When traders use long put on FBNC
Long puts on FBNC hedge an existing long FBNC stock position or express a bearish view with defined risk; position sizing typically scales the put notional to the underlying FBNC exposure being hedged.
FBNC thesis for this long put
The market-implied 1-standard-deviation range for FBNC extends from approximately $55.12 on the downside to $73.00 on the upside. A FBNC long put expresses a directional view that the underlying closes below the strike minus premium at expiration, frequently sized to hedge an existing long FBNC position with one put per 100 shares held. Current FBNC IV rank near 17.05% sits in the lower third of its 1-year distribution, where IV often re-expands toward the mean; this favors premium-buying structures and disadvantages premium-selling structures on FBNC at 48.70%. As a Financial Services name, FBNC options can move on sector-level news flow (peer earnings, regulatory updates, industry-specific macro data) in addition to FBNC-specific events.
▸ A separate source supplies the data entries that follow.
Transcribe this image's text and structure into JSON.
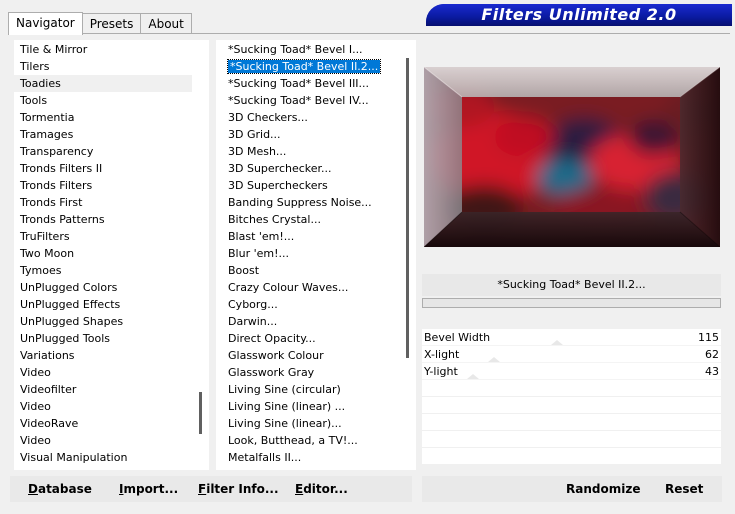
{
  "tabs": [
    "Navigator",
    "Presets",
    "About"
  ],
  "banner_title": "Filters Unlimited 2.0",
  "categories": [
    "Tile & Mirror",
    "Tilers",
    "Toadies",
    "Tools",
    "Tormentia",
    "Tramages",
    "Transparency",
    "Tronds Filters II",
    "Tronds Filters",
    "Tronds First",
    "Tronds Patterns",
    "TruFilters",
    "Two Moon",
    "Tymoes",
    "UnPlugged Colors",
    "UnPlugged Effects",
    "UnPlugged Shapes",
    "UnPlugged Tools",
    "Variations",
    "Video",
    "Videofilter",
    "Video",
    "VideoRave",
    "Video",
    "Visual Manipulation"
  ],
  "selected_category_index": 2,
  "filters": [
    "*Sucking Toad*  Bevel I...",
    "*Sucking Toad*  Bevel II.2...",
    "*Sucking Toad*  Bevel III...",
    "*Sucking Toad*  Bevel IV...",
    "3D Checkers...",
    "3D Grid...",
    "3D Mesh...",
    "3D Superchecker...",
    "3D Supercheckers",
    "Banding Suppress Noise...",
    "Bitches Crystal...",
    "Blast 'em!...",
    "Blur 'em!...",
    "Boost",
    "Crazy Colour Waves...",
    "Cyborg...",
    "Darwin...",
    "Direct Opacity...",
    "Glasswork Colour",
    "Glasswork Gray",
    "Living Sine (circular)",
    "Living Sine (linear) ...",
    "Living Sine (linear)...",
    "Look, Butthead, a TV!...",
    "Metalfalls II..."
  ],
  "selected_filter_index": 1,
  "selected_filter_name": "*Sucking Toad*  Bevel II.2...",
  "params": [
    {
      "name": "Bevel Width",
      "value": "115",
      "level": 0.45
    },
    {
      "name": "X-light",
      "value": "62",
      "level": 0.24
    },
    {
      "name": "Y-light",
      "value": "43",
      "level": 0.17
    }
  ],
  "buttons": {
    "database": {
      "first": "D",
      "rest": "atabase"
    },
    "import": {
      "first": "I",
      "rest": "mport..."
    },
    "filter_info": {
      "first": "F",
      "rest": "ilter Info..."
    },
    "editor": {
      "first": "E",
      "rest": "ditor..."
    },
    "randomize": "Randomize",
    "reset": "Reset"
  },
  "colors": {
    "selection": "#0078d7",
    "banner": "#0a1aa0"
  }
}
FBNC long put positions are structurally bearish; the modeled P&L assumes European-style exercise at expiration and ignores early assignment, transaction costs, dividends paid before expiry on the stock leg (when present), and the bid-ask spread on the listed chain. FBNC positions also carry Financial Services sector concentration risk; news flow inside the sector (peer earnings, regulatory shifts, supply-chain headlines) can move FBNC alongside the broader basket even when FBNC-specific fundamentals are unchanged. Long-premium structures like a long put on FBNC are particularly exposed to IV-crush risk through scheduled events (earnings, FDA decisions, central-bank meetings) where IV typically contracts post-event regardless of the directional outcome. Always rebuild the position from current FBNC chain quotes before placing a trade.
Frequently asked questions
- What is a long put on FBNC?
- A long put on FBNC is the long put strategy applied to FBNC (stock). The strategy is structurally bearish: A long put buys downside exposure with a fixed maximum loss equal to the premium paid; profit accrues if the underlying closes below the strike minus premium at expiration. With FBNC stock trading near $64.06, the strikes shown on this page are snapped to the nearest listed FBNC chain strike and the premiums come straight from the end-of-day bid/ask midpoint.
- How are FBNC long put max profit and max loss calculated?
- Max profit equals the strike minus premium times 100 (reached at zero); max loss equals the premium times 100. Breakeven is strike minus premium. For the FBNC long put priced from the end-of-day chain at a 30-day expiry (ATM IV 48.70%), the computed maximum profit is unbounded per contract and the computed maximum loss is unbounded per contract. Live intraday quotes will differ as the chain moves through the trading session.
- What is the breakeven for a FBNC long put?
- The breakeven for the FBNC long put priced on this page is no defined breakeven on the modeled curve at expiration, derived from end-of-day chain premiums. Breakeven is the underlying price at which the strategy's P&L crosses zero ignoring transaction costs and assignment risk. The current FBNC market-implied 1-standard-deviation expected move is approximately 13.96%; if the move sits well outside the breakeven distance, the structure's risk-reward becomes correspondingly tighter.
- When should you consider a long put on FBNC?
- Long puts on FBNC hedge an existing long FBNC stock position or express a bearish view with defined risk; position sizing typically scales the put notional to the underlying FBNC exposure being hedged.
- How does current FBNC implied volatility affect this long put?
- FBNC ATM IV is at 48.70% with IV rank near 17.05%, which is on the low end of its 1-year range. Premium-buying structures (long call, long put, debit spreads) are relatively cheap in this regime; premium-selling structures collect less credit per unit risk.